FM.model.geospatial, meanwhile, underpins IBM’s EIS Builder Edition, a product that lets organizations create solutions addressing environmental risks.
Alongside Watsonx.ai, under the same Watsonx brand umbrella, IBM unveiled Watsonx.data, a “fit-for-purpose” data store designed for both governed data and AI workloads. Watsonx.data allows users to access data through a single point of entry while applying query engines, IBM says, plus governance, automation and integrations with an organization’s existing databases and tools.
Complementing Watsonx.ai and Watsonx.data is Watsonx.governance, a toolkit that — in IBM’s rather vague words — provides mechanisms to protect customer privacy, detect model bias and drift, and help organizations meet ethics standards.
New tools and infrastructure
In an announcement related to Watsonx, IBM showcased a new GPU offering in the IBM cloud optimized for compute-intensive workloads — specifically training and serving AI models.
The company also showed off the IBM Cloud Carbon Calculator, an “AI-informed” dashboard that enables customers to measure, track, manage and help report carbon emissions generated through their cloud usage. IBM says it was developed in collaboration with Intel, based on tech from IBM’s research division, and can help visualize greenhouse gas emissions across workloads down to the cloud service level.
It could be said that both products, in addition to the new Watsonx suite, represent something of a doubling down on AI for IBM. The company recently built an AI-optimized supercomputer, known as Vela, in the cloud. And it has announced collaborations with companies such as Moderna and SAP Hana to investigate ways to apply generative AI at scale.
The company expects AI could add $16 trillion to the global economy by 2030 and that 30% of back-office tasks will by automated within the next five years.
“When I think of classic back-office processes, not just customer care — whether it’s doing procurement, whether it’s elements of supply chain [management], whether it’s elements of IT operations, or elements of cybersecurity … we see AI easily taking anywhere from 30% to 50% of that volume of tasks, and being able to do them with much better proficiency than even people can do them,” Gil said.
Those might be optimistic (or pessimistic, if you’re humanist-leaning) predictions, but Wall Street has historically rewarded the outlook.
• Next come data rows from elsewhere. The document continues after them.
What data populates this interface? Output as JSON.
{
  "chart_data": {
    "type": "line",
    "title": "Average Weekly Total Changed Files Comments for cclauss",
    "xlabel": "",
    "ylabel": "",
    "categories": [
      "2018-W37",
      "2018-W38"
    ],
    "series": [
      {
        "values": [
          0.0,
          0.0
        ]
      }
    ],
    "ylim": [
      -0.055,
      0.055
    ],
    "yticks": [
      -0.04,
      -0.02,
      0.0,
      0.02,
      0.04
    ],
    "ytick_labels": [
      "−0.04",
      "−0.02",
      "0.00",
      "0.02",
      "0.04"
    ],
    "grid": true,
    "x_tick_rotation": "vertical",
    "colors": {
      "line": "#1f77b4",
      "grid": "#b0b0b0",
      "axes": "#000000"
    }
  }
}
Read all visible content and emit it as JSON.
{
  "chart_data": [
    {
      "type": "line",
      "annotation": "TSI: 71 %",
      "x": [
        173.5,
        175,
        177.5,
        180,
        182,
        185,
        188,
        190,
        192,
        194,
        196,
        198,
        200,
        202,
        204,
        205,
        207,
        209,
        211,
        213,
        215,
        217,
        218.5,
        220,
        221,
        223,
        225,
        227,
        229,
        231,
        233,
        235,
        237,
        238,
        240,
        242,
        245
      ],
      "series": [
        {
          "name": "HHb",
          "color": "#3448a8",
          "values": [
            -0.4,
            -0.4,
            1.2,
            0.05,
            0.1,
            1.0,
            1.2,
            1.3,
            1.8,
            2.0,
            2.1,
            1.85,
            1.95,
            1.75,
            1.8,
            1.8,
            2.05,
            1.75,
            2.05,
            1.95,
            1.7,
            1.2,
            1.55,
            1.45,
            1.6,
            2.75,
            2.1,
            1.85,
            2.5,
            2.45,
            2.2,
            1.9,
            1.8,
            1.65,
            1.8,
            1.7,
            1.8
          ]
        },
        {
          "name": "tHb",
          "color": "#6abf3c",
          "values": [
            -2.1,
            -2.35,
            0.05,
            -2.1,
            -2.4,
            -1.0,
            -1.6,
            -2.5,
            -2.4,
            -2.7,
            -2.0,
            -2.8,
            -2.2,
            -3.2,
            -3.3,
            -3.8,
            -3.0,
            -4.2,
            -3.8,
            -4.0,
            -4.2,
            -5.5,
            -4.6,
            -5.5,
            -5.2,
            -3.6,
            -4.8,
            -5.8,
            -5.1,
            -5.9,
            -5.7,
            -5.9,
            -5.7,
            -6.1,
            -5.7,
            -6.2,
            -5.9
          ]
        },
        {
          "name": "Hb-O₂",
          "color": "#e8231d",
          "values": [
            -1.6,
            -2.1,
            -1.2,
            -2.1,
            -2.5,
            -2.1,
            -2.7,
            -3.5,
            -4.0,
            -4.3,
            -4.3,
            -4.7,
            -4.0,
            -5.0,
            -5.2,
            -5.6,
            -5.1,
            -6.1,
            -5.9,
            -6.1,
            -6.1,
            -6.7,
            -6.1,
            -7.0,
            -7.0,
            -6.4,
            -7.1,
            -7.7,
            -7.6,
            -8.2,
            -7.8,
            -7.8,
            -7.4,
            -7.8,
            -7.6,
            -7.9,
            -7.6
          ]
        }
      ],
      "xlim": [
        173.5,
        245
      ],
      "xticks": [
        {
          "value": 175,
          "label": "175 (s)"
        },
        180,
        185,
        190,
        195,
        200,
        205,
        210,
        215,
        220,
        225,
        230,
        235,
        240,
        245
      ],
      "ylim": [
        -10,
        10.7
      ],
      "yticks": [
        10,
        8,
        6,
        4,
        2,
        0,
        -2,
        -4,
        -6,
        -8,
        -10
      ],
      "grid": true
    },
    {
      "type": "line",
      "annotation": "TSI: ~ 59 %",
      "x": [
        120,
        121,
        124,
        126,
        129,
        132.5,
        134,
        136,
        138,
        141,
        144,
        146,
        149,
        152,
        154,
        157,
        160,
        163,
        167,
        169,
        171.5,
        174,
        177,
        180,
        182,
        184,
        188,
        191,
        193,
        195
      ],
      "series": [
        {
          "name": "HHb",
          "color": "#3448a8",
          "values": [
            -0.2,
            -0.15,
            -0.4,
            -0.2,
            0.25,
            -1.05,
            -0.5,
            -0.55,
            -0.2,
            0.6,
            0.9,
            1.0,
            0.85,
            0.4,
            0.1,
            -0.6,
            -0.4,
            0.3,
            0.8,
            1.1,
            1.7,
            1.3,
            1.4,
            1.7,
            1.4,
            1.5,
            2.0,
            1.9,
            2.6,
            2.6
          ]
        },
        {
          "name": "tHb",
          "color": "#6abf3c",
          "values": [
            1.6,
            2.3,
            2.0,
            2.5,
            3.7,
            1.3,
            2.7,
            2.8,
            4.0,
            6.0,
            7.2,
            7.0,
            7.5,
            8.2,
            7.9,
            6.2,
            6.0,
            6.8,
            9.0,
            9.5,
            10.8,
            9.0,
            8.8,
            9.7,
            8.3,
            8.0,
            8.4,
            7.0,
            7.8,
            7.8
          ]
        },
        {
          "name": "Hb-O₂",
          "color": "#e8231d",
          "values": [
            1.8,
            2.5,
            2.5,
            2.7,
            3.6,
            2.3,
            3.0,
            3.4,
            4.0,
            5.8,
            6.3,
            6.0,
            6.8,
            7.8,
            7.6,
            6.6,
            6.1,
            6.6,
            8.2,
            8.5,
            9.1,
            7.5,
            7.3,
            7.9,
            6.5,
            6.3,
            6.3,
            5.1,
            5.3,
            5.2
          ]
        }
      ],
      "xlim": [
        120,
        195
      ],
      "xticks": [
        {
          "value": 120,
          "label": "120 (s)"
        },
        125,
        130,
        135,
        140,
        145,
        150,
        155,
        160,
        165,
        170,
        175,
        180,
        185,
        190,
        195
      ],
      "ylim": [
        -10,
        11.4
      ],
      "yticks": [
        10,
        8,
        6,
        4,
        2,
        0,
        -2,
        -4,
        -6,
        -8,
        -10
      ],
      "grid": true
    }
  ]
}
IBM’s automation solutions — part of the company’s software segment — grew revenue by 9% year over year in Q4 2022. Meanwhile, revenue from data and AI solutions, which focuses more on analytics, customer care and supply chain management, grew sales by 8%.
But as a piece in Seeking Alpha notes, there’s reason to lower expectations. IBM has a difficult history with AI, having been forced to sell its Watson Health division at a substantial loss after technical problems led high-profile customer partnerships to deteriorate. And rivalry in the AI space is intensifying; IBM faces competition not only from tech giants like Microsoft and Google but also from startups like Cohere and Anthropic that have massive capital backing.
Will IBM’s new apps, tools and services make a dent? IBM’s hoping so. But we’ll have to wait and see.